Flow-oriented perturbation theory

TL;DR

This paper presents flow-oriented perturbation theory, a new diagrammatic method in quantum field theory that simplifies calculations and reveals infrared singularity factorization through a novel digraph-based S-matrix representation.

Contribution

It introduces flow-oriented perturbation theory with a new digraph-based S-matrix and a polytope Fourier transform approach, enhancing diagrammatic clarity and singularity analysis.

Findings

Manifest infrared singularity factorization at the diagram level

Simplified $i\varepsilon$ dependence in integrals

Novel digraph representation for the S-matrix

Abstract

We introduce a new diagrammatic approach to perturbative quantum field theory, which we call flow-oriented perturbation theory (FOPT). Within it, Feynman graphs are replaced by strongly connected directed graphs (digraphs). FOPT is a coordinate space analogue of time-ordered perturbation theory and loop-tree duality, but it has the advantage of having combinatorial and canonical Feynman rules, combined with a simplified $i\varepsilon$ dependence of the resulting integrals.
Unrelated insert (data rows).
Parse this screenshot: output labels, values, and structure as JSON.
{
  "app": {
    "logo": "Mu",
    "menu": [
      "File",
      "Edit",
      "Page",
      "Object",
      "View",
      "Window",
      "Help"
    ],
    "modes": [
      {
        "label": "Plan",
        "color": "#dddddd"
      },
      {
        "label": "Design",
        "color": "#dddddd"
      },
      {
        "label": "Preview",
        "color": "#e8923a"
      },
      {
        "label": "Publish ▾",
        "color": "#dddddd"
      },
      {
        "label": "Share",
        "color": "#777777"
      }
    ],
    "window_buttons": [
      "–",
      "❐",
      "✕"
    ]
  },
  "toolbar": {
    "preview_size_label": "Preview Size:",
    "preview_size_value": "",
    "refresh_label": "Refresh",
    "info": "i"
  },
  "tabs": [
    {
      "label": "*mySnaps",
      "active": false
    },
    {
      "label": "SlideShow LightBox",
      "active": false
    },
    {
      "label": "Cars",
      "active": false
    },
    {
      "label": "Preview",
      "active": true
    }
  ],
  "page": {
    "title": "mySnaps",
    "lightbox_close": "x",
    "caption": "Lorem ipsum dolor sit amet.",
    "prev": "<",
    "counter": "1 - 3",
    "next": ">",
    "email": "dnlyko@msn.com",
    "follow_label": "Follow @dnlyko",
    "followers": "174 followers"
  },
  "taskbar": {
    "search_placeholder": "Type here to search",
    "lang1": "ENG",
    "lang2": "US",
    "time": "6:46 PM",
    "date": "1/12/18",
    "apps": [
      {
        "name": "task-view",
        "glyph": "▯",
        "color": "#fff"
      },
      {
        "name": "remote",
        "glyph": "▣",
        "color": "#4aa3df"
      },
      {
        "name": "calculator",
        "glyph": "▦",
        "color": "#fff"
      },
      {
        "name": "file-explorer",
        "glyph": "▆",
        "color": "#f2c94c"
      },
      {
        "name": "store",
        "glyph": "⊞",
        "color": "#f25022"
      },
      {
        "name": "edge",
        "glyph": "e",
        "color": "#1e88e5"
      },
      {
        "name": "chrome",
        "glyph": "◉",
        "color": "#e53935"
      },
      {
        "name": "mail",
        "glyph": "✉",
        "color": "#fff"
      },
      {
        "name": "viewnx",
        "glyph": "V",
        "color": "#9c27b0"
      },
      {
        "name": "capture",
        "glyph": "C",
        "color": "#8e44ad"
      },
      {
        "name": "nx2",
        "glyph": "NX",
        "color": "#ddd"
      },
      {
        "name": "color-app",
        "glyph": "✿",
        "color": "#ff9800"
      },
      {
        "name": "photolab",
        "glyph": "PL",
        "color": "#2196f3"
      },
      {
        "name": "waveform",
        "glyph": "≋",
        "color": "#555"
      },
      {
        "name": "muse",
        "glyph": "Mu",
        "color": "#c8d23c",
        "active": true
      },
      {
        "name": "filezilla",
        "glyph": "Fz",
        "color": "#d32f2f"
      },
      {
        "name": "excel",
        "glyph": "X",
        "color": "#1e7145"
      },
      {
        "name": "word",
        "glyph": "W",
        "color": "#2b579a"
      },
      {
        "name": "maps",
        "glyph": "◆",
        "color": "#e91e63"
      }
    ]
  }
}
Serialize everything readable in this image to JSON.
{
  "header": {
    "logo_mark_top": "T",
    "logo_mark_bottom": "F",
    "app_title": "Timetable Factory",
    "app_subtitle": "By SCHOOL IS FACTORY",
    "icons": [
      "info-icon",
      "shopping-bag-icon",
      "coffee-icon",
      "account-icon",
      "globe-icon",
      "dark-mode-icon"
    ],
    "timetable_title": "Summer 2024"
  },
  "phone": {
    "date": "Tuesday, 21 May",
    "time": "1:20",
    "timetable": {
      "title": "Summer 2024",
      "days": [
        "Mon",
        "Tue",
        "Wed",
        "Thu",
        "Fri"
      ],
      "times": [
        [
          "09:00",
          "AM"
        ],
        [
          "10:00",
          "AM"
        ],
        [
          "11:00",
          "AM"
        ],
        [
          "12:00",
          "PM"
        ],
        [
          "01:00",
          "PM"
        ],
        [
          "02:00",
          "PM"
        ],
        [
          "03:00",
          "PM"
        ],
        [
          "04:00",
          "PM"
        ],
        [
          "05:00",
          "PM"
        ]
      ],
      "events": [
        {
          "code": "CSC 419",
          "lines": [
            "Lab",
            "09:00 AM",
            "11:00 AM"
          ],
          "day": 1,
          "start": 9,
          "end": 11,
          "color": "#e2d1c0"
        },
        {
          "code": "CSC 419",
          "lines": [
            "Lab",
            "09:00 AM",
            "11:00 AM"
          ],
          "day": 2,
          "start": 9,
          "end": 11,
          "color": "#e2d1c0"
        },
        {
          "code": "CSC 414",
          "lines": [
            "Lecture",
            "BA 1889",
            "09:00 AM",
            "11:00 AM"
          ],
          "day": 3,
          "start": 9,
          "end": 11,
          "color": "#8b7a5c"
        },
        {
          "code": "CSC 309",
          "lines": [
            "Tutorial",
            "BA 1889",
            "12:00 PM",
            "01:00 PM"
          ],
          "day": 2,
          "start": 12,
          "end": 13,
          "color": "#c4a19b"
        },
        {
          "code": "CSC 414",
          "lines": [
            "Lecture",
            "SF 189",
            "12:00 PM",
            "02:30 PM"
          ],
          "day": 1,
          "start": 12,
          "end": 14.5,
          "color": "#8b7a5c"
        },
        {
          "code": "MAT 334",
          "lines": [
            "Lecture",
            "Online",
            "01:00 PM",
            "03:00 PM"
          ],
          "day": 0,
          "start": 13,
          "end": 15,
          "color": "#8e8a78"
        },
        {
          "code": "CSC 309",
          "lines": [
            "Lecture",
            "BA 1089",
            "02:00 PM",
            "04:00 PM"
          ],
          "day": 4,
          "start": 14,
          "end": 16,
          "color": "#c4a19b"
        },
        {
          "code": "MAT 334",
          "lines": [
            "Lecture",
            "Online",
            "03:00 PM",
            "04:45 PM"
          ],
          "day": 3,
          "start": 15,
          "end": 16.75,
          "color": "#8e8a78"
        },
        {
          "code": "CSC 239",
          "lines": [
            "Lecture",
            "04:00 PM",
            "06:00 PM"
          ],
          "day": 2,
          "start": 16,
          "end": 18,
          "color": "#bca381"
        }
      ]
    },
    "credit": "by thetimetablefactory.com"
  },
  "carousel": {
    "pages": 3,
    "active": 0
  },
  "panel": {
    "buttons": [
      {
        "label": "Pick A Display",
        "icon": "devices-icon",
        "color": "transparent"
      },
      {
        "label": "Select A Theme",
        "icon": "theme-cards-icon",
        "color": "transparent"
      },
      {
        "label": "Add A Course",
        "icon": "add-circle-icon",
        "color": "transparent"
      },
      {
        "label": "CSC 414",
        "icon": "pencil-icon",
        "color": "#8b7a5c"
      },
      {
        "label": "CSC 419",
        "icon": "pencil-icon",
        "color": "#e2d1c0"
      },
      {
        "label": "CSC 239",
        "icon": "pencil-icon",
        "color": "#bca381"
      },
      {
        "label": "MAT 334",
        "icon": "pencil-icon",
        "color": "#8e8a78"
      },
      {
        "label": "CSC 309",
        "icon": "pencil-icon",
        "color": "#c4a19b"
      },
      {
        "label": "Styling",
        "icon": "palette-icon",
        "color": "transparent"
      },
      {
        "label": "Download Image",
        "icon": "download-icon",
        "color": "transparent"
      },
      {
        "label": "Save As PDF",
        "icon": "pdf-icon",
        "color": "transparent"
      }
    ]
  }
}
Moreover, we introduce a novel digraph-based representation for the S-matrix. The associated integrals involve the Fourier transform of the flow polytope. Due to this polytope's properties, our S-matrix representation exhibits manifest infrared singularity factorization on a per-diagram level. Our findings reveal an interesting interplay between spurious singularities and Fourier transforms of polytopes.